I am improving steadily now & went for a five hour walk last weekend in the sunshine at the beach and the whole time kept thinking how damn great it was to be there and how damn great to be actually able to work for five hours  (not that  long since I stuggled to get out of bed).

You guys are so right - we become different people after a long period of illness and I know I am a better person.  (I am pretty sure I know how old age will be if I make it!)

When I was told I had this condition I went home and cried because for the first time in 10 years someone had listened to me & understood it wasn't 'in my head' and I had made it without it beating me!

it seems to me that strength is somehow born from weakness and we can only understand joy by knowing pain.

Cheers to all of you

Helpful - 0
393685 tn?1425812522
Thanks Jessie - I hope more read this.
Helpful - 0
362387 tn?1207274119
  Seriously You guys almost made me cry. Great posts.  We need more positive post or should I say realization post on here sometimes.  Makes you think and bring you back to reality.  Thanks guys.  Jessi
Helpful - 0
213044 tn?1236527460
What a great post!

I have sevral thoughts, so this gives me a reason to blather on for pages!

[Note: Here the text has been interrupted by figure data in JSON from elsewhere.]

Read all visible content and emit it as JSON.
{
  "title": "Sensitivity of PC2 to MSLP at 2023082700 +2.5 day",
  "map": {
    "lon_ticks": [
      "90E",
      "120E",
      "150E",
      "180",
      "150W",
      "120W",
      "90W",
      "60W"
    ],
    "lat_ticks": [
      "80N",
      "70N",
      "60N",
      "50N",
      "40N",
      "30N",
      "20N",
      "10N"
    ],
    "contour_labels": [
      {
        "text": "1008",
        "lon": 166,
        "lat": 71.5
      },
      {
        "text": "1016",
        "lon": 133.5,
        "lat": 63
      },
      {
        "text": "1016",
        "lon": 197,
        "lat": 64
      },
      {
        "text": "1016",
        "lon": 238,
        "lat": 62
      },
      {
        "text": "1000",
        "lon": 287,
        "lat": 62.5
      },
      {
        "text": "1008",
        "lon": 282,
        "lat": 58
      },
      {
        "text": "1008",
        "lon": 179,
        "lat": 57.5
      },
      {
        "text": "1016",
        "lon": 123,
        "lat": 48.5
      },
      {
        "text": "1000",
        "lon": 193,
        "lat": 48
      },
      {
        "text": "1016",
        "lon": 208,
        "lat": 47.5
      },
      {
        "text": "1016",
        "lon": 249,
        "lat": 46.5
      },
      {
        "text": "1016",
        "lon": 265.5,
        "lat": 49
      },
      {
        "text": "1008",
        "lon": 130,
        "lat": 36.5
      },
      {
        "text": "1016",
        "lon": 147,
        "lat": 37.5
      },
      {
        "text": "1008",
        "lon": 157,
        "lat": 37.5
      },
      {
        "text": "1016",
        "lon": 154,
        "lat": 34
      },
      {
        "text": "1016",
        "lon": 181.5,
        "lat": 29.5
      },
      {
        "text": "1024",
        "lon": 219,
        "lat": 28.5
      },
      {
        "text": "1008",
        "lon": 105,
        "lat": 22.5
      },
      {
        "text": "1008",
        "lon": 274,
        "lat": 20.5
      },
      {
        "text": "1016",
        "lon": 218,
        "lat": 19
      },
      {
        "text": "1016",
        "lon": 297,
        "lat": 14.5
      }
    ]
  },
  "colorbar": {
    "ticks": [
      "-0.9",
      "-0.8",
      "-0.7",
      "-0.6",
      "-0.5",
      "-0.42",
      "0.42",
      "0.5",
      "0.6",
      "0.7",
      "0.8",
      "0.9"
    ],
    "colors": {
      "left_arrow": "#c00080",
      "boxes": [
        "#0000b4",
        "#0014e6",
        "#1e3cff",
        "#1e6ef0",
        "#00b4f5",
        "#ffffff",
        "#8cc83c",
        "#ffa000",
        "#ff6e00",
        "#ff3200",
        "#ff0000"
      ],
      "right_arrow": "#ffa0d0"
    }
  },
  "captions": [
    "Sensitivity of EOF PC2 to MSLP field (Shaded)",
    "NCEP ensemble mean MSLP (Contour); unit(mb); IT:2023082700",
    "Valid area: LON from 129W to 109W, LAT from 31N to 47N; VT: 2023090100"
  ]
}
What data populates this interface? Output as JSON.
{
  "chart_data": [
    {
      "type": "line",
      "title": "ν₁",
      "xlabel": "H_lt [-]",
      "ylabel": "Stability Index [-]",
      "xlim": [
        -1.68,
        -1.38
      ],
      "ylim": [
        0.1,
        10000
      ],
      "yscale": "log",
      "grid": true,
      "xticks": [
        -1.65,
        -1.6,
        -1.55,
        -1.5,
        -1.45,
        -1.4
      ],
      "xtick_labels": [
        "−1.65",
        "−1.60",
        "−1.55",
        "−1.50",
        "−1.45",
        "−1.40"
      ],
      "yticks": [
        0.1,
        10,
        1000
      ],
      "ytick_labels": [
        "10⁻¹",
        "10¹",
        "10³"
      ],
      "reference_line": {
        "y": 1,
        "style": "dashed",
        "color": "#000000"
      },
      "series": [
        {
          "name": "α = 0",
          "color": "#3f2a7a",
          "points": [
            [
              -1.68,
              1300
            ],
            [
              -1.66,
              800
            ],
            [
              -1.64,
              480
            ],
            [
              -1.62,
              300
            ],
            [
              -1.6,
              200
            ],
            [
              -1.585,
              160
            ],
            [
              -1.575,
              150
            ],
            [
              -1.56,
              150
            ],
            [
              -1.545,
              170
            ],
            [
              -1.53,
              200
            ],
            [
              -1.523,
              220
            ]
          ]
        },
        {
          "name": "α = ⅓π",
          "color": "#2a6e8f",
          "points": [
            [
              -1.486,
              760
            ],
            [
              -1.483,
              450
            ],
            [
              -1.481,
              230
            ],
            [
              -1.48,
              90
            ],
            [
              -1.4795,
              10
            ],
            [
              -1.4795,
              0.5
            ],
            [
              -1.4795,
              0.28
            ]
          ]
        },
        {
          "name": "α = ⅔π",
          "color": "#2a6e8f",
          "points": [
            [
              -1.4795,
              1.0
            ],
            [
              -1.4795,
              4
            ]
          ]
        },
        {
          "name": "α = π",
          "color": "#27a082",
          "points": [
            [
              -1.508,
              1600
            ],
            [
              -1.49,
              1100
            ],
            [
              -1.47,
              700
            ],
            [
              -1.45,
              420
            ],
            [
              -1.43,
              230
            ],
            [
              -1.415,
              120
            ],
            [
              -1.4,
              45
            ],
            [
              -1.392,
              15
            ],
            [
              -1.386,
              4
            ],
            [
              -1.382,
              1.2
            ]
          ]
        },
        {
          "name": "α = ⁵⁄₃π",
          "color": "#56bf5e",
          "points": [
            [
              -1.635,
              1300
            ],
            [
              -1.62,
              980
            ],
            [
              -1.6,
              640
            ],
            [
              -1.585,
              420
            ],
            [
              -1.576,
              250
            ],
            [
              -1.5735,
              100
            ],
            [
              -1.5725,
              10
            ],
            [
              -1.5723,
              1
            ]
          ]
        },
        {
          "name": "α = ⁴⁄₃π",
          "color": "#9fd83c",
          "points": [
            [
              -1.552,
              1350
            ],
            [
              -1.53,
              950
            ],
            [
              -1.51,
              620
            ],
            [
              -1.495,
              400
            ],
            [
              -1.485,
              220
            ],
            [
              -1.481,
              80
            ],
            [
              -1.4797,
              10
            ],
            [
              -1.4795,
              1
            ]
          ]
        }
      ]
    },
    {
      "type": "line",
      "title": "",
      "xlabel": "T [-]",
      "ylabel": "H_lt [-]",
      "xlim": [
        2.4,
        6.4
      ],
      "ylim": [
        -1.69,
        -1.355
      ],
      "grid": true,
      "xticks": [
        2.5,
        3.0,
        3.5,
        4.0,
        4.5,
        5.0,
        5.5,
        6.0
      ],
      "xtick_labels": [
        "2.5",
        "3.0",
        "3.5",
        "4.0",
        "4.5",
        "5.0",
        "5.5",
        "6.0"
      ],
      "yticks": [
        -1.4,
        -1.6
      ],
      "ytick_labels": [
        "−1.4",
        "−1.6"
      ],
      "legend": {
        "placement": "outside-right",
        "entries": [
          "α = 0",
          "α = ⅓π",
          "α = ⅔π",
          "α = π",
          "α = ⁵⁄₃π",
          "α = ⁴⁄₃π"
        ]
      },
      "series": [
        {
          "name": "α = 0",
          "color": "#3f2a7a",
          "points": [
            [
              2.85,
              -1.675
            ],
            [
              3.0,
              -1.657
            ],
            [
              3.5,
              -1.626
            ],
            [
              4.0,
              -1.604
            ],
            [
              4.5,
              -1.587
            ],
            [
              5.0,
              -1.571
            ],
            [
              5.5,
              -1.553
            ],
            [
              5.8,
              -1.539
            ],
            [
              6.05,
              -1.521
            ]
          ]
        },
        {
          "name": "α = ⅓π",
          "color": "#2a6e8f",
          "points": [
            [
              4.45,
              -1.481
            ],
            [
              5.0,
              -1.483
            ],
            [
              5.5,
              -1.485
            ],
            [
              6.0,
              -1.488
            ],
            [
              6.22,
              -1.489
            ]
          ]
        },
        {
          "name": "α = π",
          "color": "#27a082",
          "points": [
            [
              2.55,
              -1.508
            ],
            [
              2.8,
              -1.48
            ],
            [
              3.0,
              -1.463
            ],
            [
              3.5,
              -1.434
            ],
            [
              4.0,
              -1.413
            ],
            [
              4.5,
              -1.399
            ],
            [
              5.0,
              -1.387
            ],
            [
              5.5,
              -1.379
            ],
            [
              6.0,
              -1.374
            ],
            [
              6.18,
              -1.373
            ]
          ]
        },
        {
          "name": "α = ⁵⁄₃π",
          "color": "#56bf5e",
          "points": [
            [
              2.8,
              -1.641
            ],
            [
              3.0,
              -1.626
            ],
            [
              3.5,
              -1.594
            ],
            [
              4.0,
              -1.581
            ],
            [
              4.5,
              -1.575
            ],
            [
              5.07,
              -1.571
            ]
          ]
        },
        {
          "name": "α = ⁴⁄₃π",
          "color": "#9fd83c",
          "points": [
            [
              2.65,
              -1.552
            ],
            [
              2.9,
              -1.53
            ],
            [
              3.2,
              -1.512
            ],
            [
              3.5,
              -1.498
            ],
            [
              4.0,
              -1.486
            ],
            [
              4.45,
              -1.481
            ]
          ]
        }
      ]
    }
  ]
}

When I first developed thyroid problems, I had some trouble with mild depression. The doctor I was seeing at that time gave me a sample pack of anti'depressants, and told me if I liked them he would write me a scrip.

After I went home and read about all the side affects, I decided I could live with a little mopyness, and told him I wasn't interested in anti-depressants.

As my disease worsened, it got out of control and I ended up sitting home for several months unable to work.

When that happened I started have severe depression for two reasons. I had "situational depression", because sitting at home too sick to work was very depressing, and I also had a chemical imbalance that caused "clinical depression".

I saw a shrink the other day, by the way. When we started talking about depression, he told me "clinical depression" was no longer in vogue, and they were calling it something more upbeat now. LOL!! He also told me if I wasn't depressed about what life was dealing me, he would question my sanity. :)

You are right about adversity making one stronger. I had never been truly ill a day in my life untill I developed thyroid problems. Working through my difficulties the past few years has been a real learning experience.

My attitudes and values have changed drasticly. I have more empathy for others now, as I understand what it is like to be ill for long periods of time.

My values have changed a lot. I thank God for any day I can get out of bed. Being able to shower is a bonus!

I was never huge on "keeping up with the Joneses", but now I care even less. Family matters more than it used to, and I have a very thorough understanding of the concept that we should all enjoy every day we are given and live it as if it may be our last.

Because it may be our last. That is not true for just us, it is true for any person. But the point has been driven home to me in spades.

I have also been shown how blessed I am to have such good friends in my home town. When the chips were down they came through for me in ways I never expected.

The people I have met on various boards have been a huge help, and I have formed friendships with people I probably will never meet, but the friendship is real, and it has been a blessing.

I wish I had not become ill. Oh how I wish I had my thirty year old body back.

But this experience has caused me to grow, and I have received many blessings because of it, and I am thankful for that.

I'm not scared of needles anymore, either. LOL!!